Away from its core business, the push will also help Razer in Singapore where it has applied to develop a unified e-payment system that would be used across the country, which is the Razer CEO home nation.
Tan said he has kept an ongoing dialogue with regulators, adding that he believes this deal “makes it clear that we don’t just have the scale, we also have the right technology.”
Beyond the Singapore opportunity, where Razer is a new entrant and thus considered an outsider for the license, Tan said the focus is on enabling cash-less payments right across Southeast Asia.
The blockchain has been widely touted as a building block that can help develop financial inclusion platforms in emerging markets, but for now Razer isn’t talking about whether it will hop on that wagon.
“We are excited about blockchain and the technology it brings, but we don’t have anything to comment on at this juncture,” Tan said.

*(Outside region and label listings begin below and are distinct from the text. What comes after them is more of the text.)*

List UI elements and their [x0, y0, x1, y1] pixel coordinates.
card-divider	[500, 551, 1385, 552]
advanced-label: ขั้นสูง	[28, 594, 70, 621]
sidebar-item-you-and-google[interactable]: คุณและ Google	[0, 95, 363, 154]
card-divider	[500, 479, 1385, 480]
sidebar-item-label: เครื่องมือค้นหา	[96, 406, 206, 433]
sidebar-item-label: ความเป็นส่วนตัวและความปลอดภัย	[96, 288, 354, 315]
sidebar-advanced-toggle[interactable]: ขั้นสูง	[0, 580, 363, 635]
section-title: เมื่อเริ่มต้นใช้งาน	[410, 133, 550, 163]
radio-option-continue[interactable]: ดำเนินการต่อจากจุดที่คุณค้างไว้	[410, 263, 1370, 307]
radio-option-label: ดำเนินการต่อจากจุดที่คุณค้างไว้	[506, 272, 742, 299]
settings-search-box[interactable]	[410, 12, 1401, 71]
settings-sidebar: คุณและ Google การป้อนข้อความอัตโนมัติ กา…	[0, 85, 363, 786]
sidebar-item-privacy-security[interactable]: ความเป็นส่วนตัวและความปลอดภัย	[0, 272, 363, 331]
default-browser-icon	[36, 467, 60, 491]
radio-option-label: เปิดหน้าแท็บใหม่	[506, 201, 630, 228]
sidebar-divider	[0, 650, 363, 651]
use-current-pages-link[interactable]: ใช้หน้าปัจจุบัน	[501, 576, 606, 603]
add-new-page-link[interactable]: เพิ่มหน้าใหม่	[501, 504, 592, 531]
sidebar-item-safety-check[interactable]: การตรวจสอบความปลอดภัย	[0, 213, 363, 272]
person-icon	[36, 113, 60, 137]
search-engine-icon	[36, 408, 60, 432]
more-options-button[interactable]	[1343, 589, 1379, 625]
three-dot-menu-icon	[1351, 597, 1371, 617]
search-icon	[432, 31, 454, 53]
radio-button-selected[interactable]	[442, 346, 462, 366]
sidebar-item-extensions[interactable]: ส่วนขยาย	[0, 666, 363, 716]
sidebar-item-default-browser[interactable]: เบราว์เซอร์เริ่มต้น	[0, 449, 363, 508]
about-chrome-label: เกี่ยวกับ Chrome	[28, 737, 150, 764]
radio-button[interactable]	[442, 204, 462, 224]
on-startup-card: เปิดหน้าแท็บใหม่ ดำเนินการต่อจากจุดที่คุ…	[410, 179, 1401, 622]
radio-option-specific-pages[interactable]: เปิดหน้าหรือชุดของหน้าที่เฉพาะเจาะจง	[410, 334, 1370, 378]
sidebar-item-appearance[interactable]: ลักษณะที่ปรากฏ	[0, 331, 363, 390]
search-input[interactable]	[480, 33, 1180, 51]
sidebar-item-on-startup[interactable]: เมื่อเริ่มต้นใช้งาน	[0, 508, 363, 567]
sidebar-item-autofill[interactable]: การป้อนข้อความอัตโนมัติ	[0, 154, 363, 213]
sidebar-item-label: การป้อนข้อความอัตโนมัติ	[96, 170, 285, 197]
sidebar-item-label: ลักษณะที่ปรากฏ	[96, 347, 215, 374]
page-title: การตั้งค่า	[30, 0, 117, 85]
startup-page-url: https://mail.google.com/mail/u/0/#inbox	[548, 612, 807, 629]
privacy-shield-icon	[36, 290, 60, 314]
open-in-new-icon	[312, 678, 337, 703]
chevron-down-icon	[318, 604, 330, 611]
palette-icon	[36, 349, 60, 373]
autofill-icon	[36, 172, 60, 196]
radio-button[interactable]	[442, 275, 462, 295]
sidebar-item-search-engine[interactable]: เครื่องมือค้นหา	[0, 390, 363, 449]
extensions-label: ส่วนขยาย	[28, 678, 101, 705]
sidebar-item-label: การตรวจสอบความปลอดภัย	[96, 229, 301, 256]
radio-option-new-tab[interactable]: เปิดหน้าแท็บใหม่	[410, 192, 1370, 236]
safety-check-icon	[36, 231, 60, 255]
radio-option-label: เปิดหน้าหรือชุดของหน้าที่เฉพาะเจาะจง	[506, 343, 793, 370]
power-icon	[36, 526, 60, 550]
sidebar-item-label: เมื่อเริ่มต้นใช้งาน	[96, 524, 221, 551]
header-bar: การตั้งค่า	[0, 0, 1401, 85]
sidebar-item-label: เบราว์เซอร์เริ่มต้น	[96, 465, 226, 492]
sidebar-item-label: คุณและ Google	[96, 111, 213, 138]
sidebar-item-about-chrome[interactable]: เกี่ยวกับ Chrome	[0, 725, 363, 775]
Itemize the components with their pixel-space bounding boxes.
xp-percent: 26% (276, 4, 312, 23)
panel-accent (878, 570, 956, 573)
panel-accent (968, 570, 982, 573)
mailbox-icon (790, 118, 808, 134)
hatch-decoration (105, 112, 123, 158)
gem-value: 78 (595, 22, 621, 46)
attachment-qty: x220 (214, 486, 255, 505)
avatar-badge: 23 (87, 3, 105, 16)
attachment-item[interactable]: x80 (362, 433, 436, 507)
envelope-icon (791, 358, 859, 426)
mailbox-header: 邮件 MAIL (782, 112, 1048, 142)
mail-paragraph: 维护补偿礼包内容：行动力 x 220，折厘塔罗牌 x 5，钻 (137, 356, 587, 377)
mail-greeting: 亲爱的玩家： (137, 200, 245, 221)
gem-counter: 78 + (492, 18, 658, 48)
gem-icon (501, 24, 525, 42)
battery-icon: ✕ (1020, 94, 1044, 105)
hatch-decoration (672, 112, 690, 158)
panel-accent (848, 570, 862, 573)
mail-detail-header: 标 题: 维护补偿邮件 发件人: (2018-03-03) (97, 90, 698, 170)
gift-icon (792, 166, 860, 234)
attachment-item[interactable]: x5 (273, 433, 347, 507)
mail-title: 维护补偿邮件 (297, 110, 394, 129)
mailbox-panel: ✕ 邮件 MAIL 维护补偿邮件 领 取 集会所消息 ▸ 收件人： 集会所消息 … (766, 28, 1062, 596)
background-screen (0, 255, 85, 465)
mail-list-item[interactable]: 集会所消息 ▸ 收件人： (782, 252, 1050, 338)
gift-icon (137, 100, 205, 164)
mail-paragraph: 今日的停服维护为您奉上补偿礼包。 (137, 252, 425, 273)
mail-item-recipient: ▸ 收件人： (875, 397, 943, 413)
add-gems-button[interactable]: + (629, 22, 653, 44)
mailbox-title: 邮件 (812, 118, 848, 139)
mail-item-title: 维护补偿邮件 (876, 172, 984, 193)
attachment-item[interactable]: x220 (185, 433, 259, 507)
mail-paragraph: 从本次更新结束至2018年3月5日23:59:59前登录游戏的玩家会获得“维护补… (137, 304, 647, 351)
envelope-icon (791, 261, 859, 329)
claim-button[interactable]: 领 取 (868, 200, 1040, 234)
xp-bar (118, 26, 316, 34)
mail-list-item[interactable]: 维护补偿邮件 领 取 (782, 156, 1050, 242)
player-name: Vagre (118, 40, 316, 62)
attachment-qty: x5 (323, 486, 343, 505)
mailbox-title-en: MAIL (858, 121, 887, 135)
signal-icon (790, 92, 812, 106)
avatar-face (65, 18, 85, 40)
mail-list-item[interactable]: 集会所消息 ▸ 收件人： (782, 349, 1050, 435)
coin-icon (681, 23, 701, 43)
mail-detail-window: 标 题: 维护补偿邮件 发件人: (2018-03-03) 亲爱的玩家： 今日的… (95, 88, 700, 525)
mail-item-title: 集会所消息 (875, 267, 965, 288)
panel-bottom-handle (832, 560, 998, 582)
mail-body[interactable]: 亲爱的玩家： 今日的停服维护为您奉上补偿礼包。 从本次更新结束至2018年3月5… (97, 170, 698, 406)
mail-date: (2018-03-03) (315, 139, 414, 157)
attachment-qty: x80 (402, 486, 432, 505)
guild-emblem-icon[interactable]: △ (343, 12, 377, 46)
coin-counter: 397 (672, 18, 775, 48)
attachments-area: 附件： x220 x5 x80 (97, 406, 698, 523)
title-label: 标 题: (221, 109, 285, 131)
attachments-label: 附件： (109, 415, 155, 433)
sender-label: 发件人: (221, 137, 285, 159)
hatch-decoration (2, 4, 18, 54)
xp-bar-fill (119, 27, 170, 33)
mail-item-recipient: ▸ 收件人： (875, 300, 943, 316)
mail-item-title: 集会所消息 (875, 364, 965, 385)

The Razer chief was more vocal on the company’s wider goal, which he said is to develop “an entire ecosystem for our games partners.” The goal is to offset Razer’s impressive hardware sales business by constructed services that span game payments, game distribution and analytics on gamers and their behavior.
That optimism isn’t shared right now by investors in Hong Kong, however, which lured Razer as part of a push to attract more tech listings. Despite a surge when it when public in November, the stock traded at an all-time low of HK$2.44 today, down from its initial list price of HK$3.88.
Tan said he is focused on growing the business and its services regardless, but he did admit that there’s a need for “the Hong Kong investment public to be more educated on tech companies.”